At the start of the season, it seemed like perhaps things were going to change when it came to the Ravens' passing offense. Flacco was given more control and allowed to audible at the line, and there were more quick-passing, no-huddle plays thrown into the mix. As the season progressed, however, the no-huddle vanished—something that Flacco described as "frustrating" last week—and with it, Flacco's consistency.

In fact, Flacco has been one of the most inconsistent quarterbacks on a weekly basis since he's been in Baltimore. Though he ends season after season with practically identical stat lines, that doesn't serve to illustrate how he got there.

Take just the 2011 and 2012 seasons as examples: Last year, Flacco had six games with 250 or more passing yards and eight with fewer than 200. This season, he has five games with 250 or more yards and six under 200. It's hard to tell which Flacco will show up in a given week, regardless of how the plays are called or the strategy is laid out.

It's a major reason for the Ravens' two consecutive losses: the first being a rare home stumble against the Pittsburgh Steelers; the second being Sunday's overtime loss to the Washington Redskins, which saw Flacco throw three touchdowns in the first half, and then an interception and just 45 yards' worth of completions in the second.

The hope is that Caldwell—who spent years as the Indianapolis Colts quarterbacks coach, tutoring living legend Peyton Manning—will work some of that magic in Baltimore now that he's not beholden to Cameron's wishes.

However, Caldwell lacks play-calling experience and is also the man responsible for Curtis Painter—he who led the Colts into this year's No. 1 draft pick—so it will take a bit of time and evaluation before it's determined if the move is an upgrade or just an act of desperation.

While Baltimore's play-calling didn't enhance their strengths, it wasn't Cameron on the field executing the calls. Cameron wasn't over- or underthrowing his receivers, dropping balls or being sacked after holding on to the ball too long. He did, however, request that Flacco throw those passes that ended up killing drives, and it was he who failed to improve Flacco's pocket presence and not give Rice nearly the number of carries his talent—and his contract—would demand.
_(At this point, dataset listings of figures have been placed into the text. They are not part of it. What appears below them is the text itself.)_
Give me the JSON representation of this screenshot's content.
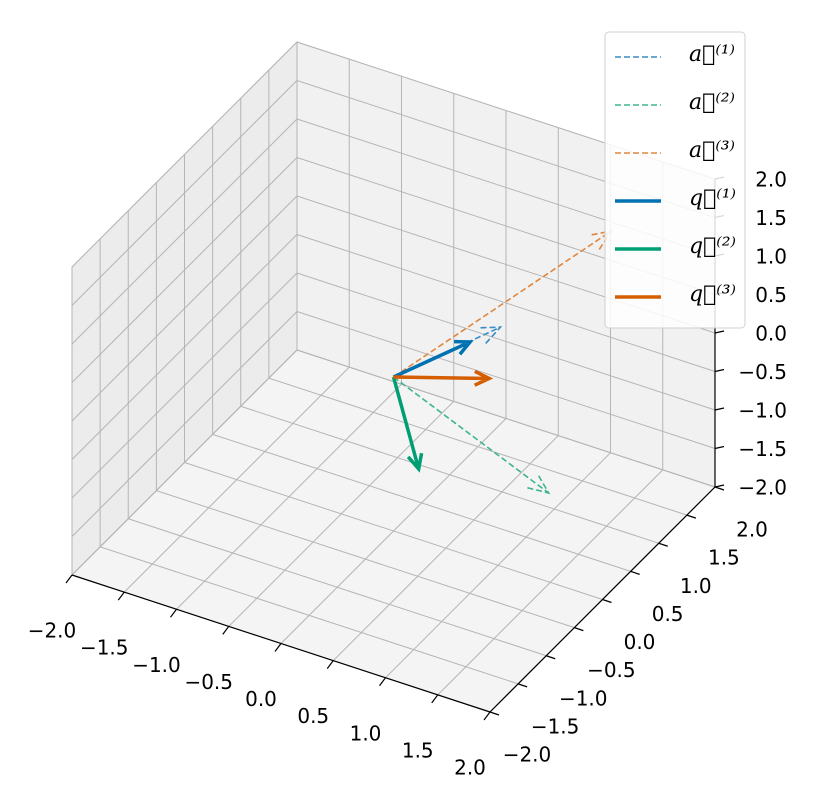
{
  "chart_data": {
    "type": "quiver3d",
    "origin": [
      0,
      0,
      0
    ],
    "xlim": [
      -2,
      2
    ],
    "ylim": [
      -2,
      2
    ],
    "zlim": [
      -2,
      2
    ],
    "xticks": [
      {
        "value": -2,
        "label": "−2.0"
      },
      {
        "value": -1.5,
        "label": "−1.5"
      },
      {
        "value": -1,
        "label": "−1.0"
      },
      {
        "value": -0.5,
        "label": "−0.5"
      },
      {
        "value": 0,
        "label": "0.0"
      },
      {
        "value": 0.5,
        "label": "0.5"
      },
      {
        "value": 1,
        "label": "1.0"
      },
      {
        "value": 1.5,
        "label": "1.5"
      },
      {
        "value": 2,
        "label": "2.0"
      }
    ],
    "yticks": [
      {
        "value": -2,
        "label": "−2.0"
      },
      {
        "value": -1.5,
        "label": "−1.5"
      },
      {
        "value": -1,
        "label": "−1.0"
      },
      {
        "value": -0.5,
        "label": "−0.5"
      },
      {
        "value": 0,
        "label": "0.0"
      },
      {
        "value": 0.5,
        "label": "0.5"
      },
      {
        "value": 1,
        "label": "1.0"
      },
      {
        "value": 1.5,
        "label": "1.5"
      },
      {
        "value": 2,
        "label": "2.0"
      }
    ],
    "zticks": [
      {
        "value": -2,
        "label": "−2.0"
      },
      {
        "value": -1.5,
        "label": "−1.5"
      },
      {
        "value": -1,
        "label": "−1.0"
      },
      {
        "value": -0.5,
        "label": "−0.5"
      },
      {
        "value": 0,
        "label": "0.0"
      },
      {
        "value": 0.5,
        "label": "0.5"
      },
      {
        "value": 1,
        "label": "1.0"
      },
      {
        "value": 1.5,
        "label": "1.5"
      },
      {
        "value": 2,
        "label": "2.0"
      }
    ],
    "grid": true,
    "legend": "upper right",
    "series": [
      {
        "name": "a⃗⁽¹⁾",
        "color": "#3a8cc4",
        "linestyle": "dashed",
        "vector": [
          0.55,
          0.88,
          0.25
        ]
      },
      {
        "name": "a⃗⁽²⁾",
        "color": "#3fb58f",
        "linestyle": "dashed",
        "vector": [
          1.2,
          0.53,
          -1.36
        ]
      },
      {
        "name": "a⃗⁽³⁾",
        "color": "#e0873f",
        "linestyle": "dashed",
        "vector": [
          1.6,
          0.9,
          1.95
        ]
      },
      {
        "name": "q⃗⁽¹⁾",
        "color": "#0072b2",
        "linestyle": "solid",
        "vector": [
          0.41,
          0.6,
          0.2
        ]
      },
      {
        "name": "q⃗⁽²⁾",
        "color": "#009e73",
        "linestyle": "solid",
        "vector": [
          0.3,
          -0.11,
          -0.98
        ]
      },
      {
        "name": "q⃗⁽³⁾",
        "color": "#d55e00",
        "linestyle": "solid",
        "vector": [
          0.7,
          0.4,
          0
        ]
      }
    ]
  }
}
The move to fire Cameron needed to be made—if not now, then at the end of the season. There's no question about that. However, Flacco is in a contract year, set to be a free agent at season's end. Though it's highly unlikely he doesn't receive an extension from the Ravens, the nature of that contract will be determined by how he responds to this coordinator change.

The Ravens know what kind of quarterback Flacco was with Cameron calling the plays; the question now is if he becomes a different and better one without him, and what the next move is if he doesn't.